TLS cert never issues. Either DNS isn’t pointing at this host, or TCP 80 is blocked at the cloud-firewall layer (Caddy’s HTTP-01 challenge happens on port 80, even when the cert serves 443). Run dig +short dmp.example.com from outside and check it resolves to this machine’s public IP. Then journalctl -u caddy for the acme-issuer logs.

systemctl status dnsmesh-node shows the unit failed to bind UDP 53. The AmbientCapabilities=CAP_NET_BIND_SERVICE line in the unit handles this on systemd ≥ 229 (anything LTS-supported).
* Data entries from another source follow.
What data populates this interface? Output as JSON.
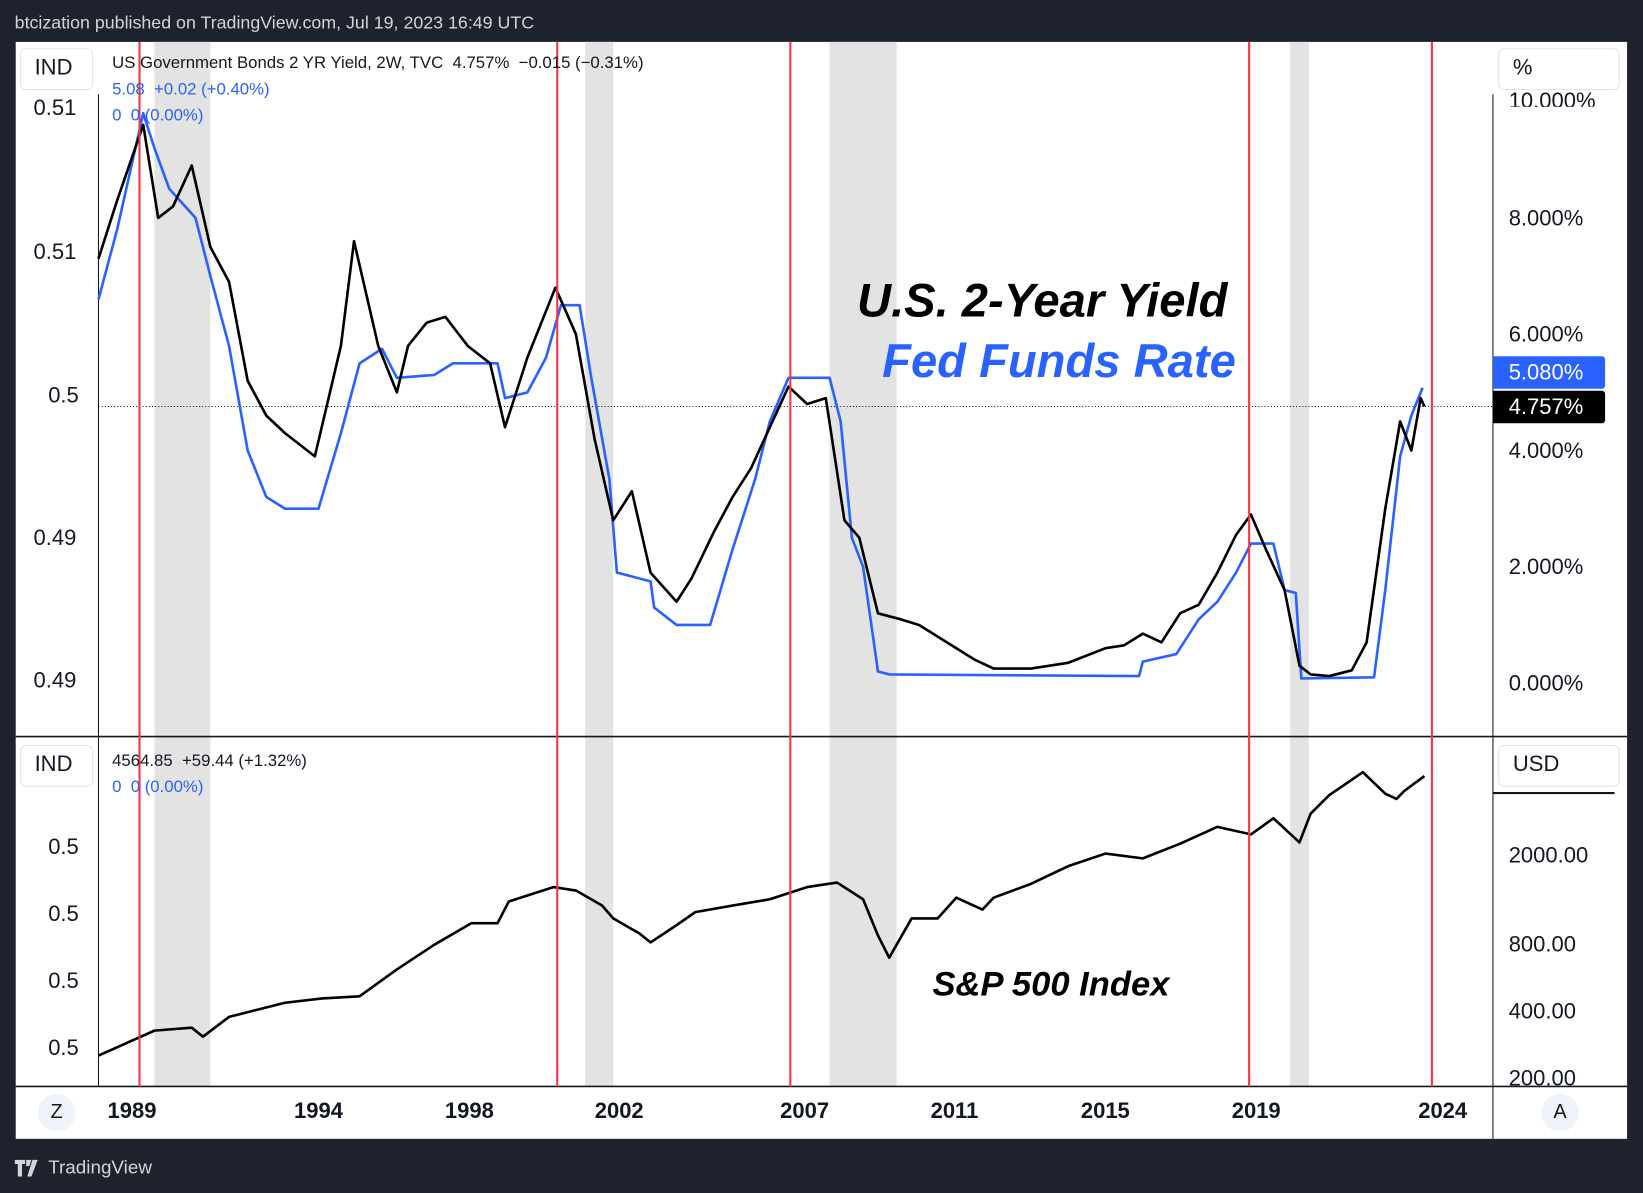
{
  "header": {
    "published": "btcization published on TradingView.com, Jul 19, 2023 16:49 UTC"
  },
  "footer": {
    "brand": "TradingView"
  },
  "colors": {
    "background": "#1e222d",
    "fed_funds": "#2962ff",
    "yield": "#000000",
    "event_line": "#f23645",
    "recession_band": "#e3e3e3"
  },
  "main_pane": {
    "scale_mode": "IND",
    "unit_button": "%",
    "legend_line1": "US Government Bonds 2 YR Yield, 2W, TVC  4.757%  −0.015 (−0.31%)",
    "legend_line2": "5.08  +0.02 (+0.40%)",
    "legend_line3": "0  0 (0.00%)",
    "left_ticks": [
      "0.51",
      "0.51",
      "0.5",
      "0.49",
      "0.49"
    ],
    "right_ticks": [
      "10.000%",
      "8.000%",
      "6.000%",
      "4.000%",
      "2.000%",
      "0.000%"
    ],
    "fed_tag": "5.080%",
    "yield_tag": "4.757%",
    "title1": "U.S. 2-Year Yield",
    "title2": "Fed Funds Rate"
  },
  "lower_pane": {
    "scale_mode": "IND",
    "unit_button": "USD",
    "legend_line1": "4564.85  +59.44 (+1.32%)",
    "legend_line2": "0  0 (0.00%)",
    "left_ticks": [
      "0.5",
      "0.5",
      "0.5",
      "0.5"
    ],
    "right_ticks": [
      "2000.00",
      "800.00",
      "400.00",
      "200.00"
    ],
    "title": "S&P 500 Index"
  },
  "time_axis": {
    "labels": [
      "1989",
      "1994",
      "1998",
      "2002",
      "2007",
      "2011",
      "2015",
      "2019",
      "2024"
    ],
    "zoom_button": "Z",
    "auto_button": "A"
  },
  "chart_data": [
    {
      "type": "line",
      "title": "U.S. 2-Year Yield / Fed Funds Rate",
      "yunit": "%",
      "ylim": [
        0,
        10
      ],
      "xlim": [
        1988,
        2024
      ],
      "series": [
        {
          "name": "US Government Bonds 2 YR Yield",
          "color": "#000000",
          "x": [
            1988.0,
            1988.5,
            1989.2,
            1989.6,
            1990.0,
            1990.5,
            1991.0,
            1991.5,
            1992.0,
            1992.5,
            1993.0,
            1993.8,
            1994.5,
            1994.85,
            1995.5,
            1996.0,
            1996.3,
            1996.8,
            1997.3,
            1997.9,
            1998.5,
            1998.9,
            1999.5,
            2000.25,
            2000.8,
            2001.3,
            2001.8,
            2002.3,
            2002.8,
            2003.5,
            2003.9,
            2004.5,
            2005.0,
            2005.5,
            2006.0,
            2006.5,
            2007.0,
            2007.5,
            2008.0,
            2008.4,
            2008.9,
            2009.5,
            2010.0,
            2010.5,
            2011.0,
            2011.5,
            2012.0,
            2013.0,
            2014.0,
            2015.0,
            2015.5,
            2016.0,
            2016.5,
            2017.0,
            2017.5,
            2018.0,
            2018.5,
            2018.9,
            2019.3,
            2019.8,
            2020.2,
            2020.5,
            2021.0,
            2021.6,
            2022.0,
            2022.5,
            2022.9,
            2023.2,
            2023.45,
            2023.55
          ],
          "y": [
            7.3,
            8.3,
            9.6,
            8.0,
            8.2,
            8.9,
            7.5,
            6.9,
            5.2,
            4.6,
            4.3,
            3.9,
            5.8,
            7.6,
            5.8,
            5.0,
            5.8,
            6.2,
            6.3,
            5.8,
            5.5,
            4.4,
            5.6,
            6.8,
            6.0,
            4.2,
            2.8,
            3.3,
            1.9,
            1.4,
            1.8,
            2.6,
            3.2,
            3.7,
            4.4,
            5.1,
            4.8,
            4.9,
            2.8,
            2.5,
            1.2,
            1.1,
            1.0,
            0.8,
            0.6,
            0.4,
            0.25,
            0.25,
            0.35,
            0.6,
            0.65,
            0.85,
            0.7,
            1.2,
            1.35,
            1.9,
            2.55,
            2.9,
            2.3,
            1.6,
            0.3,
            0.15,
            0.12,
            0.22,
            0.7,
            3.0,
            4.5,
            4.0,
            4.9,
            4.757
          ]
        },
        {
          "name": "Fed Funds Rate",
          "color": "#2962ff",
          "x": [
            1988.0,
            1988.5,
            1989.2,
            1989.5,
            1989.9,
            1990.6,
            1991.0,
            1991.5,
            1992.0,
            1992.5,
            1993.0,
            1993.9,
            1994.5,
            1995.0,
            1995.6,
            1996.0,
            1997.0,
            1997.5,
            1998.7,
            1998.9,
            1999.5,
            2000.0,
            2000.4,
            2000.9,
            2001.2,
            2001.7,
            2001.9,
            2002.8,
            2002.9,
            2003.5,
            2004.4,
            2005.0,
            2005.6,
            2006.0,
            2006.5,
            2007.6,
            2007.9,
            2008.2,
            2008.5,
            2008.9,
            2009.2,
            2015.9,
            2016.0,
            2016.9,
            2017.5,
            2018.0,
            2018.5,
            2018.9,
            2019.5,
            2019.8,
            2020.1,
            2020.25,
            2022.2,
            2022.5,
            2022.9,
            2023.2,
            2023.5
          ],
          "y": [
            6.6,
            7.8,
            9.8,
            9.2,
            8.5,
            8.0,
            7.0,
            5.8,
            4.0,
            3.2,
            3.0,
            3.0,
            4.3,
            5.5,
            5.75,
            5.25,
            5.3,
            5.5,
            5.5,
            4.9,
            5.0,
            5.6,
            6.5,
            6.5,
            5.3,
            3.5,
            1.9,
            1.75,
            1.3,
            1.0,
            1.0,
            2.3,
            3.5,
            4.5,
            5.25,
            5.25,
            4.5,
            2.5,
            2.0,
            0.2,
            0.15,
            0.12,
            0.37,
            0.5,
            1.1,
            1.4,
            1.9,
            2.4,
            2.4,
            1.6,
            1.55,
            0.08,
            0.1,
            1.6,
            3.9,
            4.6,
            5.08
          ]
        }
      ]
    },
    {
      "type": "line",
      "title": "S&P 500 Index",
      "yscale": "log",
      "ylim": [
        200,
        5000
      ],
      "xlim": [
        1988,
        2024
      ],
      "series": [
        {
          "name": "S&P 500 Index",
          "color": "#000000",
          "x": [
            1988.0,
            1989.5,
            1990.5,
            1990.8,
            1991.5,
            1993.0,
            1994.0,
            1995.0,
            1996.0,
            1997.0,
            1998.0,
            1998.7,
            1999.0,
            2000.2,
            2000.8,
            2001.5,
            2001.8,
            2002.5,
            2002.8,
            2003.5,
            2004.0,
            2005.0,
            2006.0,
            2007.0,
            2007.8,
            2008.5,
            2008.9,
            2009.2,
            2009.8,
            2010.5,
            2011.0,
            2011.7,
            2012.0,
            2013.0,
            2014.0,
            2015.0,
            2016.0,
            2017.0,
            2018.0,
            2018.9,
            2019.5,
            2020.2,
            2020.5,
            2021.0,
            2021.9,
            2022.5,
            2022.8,
            2023.0,
            2023.55
          ],
          "y": [
            255,
            330,
            340,
            310,
            380,
            440,
            460,
            470,
            620,
            800,
            1000,
            1000,
            1250,
            1450,
            1400,
            1200,
            1050,
            900,
            820,
            980,
            1120,
            1200,
            1280,
            1450,
            1520,
            1280,
            880,
            700,
            1050,
            1050,
            1300,
            1150,
            1300,
            1500,
            1800,
            2050,
            1950,
            2270,
            2700,
            2500,
            2950,
            2300,
            3100,
            3750,
            4750,
            3800,
            3600,
            3900,
            4564.85
          ]
        }
      ]
    }
  ],
  "event_lines": [
    1989.1,
    2000.3,
    2006.55,
    2018.85,
    2023.75
  ],
  "recession_bands": [
    [
      1989.5,
      1991.0
    ],
    [
      2001.05,
      2001.8
    ],
    [
      2007.6,
      2009.4
    ],
    [
      2019.95,
      2020.45
    ]
  ]
}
If it still fails, check that the kernel hasn’t disabled ambient capabilities, or fall back to running on a non-privileged port and using iptables to redirect 53.

/health returns 502 from Caddy. dnsmesh-node isn’t listening on 127.0.0.1:8053. sudo systemctl status dnsmesh-node and journalctl -u dnsmesh-node will say why.

pip install dnsmesh fails on a fresh Droplet. The cryptography

  • argon2-cffi wheels usually ship for amd64 / arm64 + the major glibc lines. If your distro ships a too-new openssl that breaks the wheel, install build-essential libssl-dev libffi-dev and retry.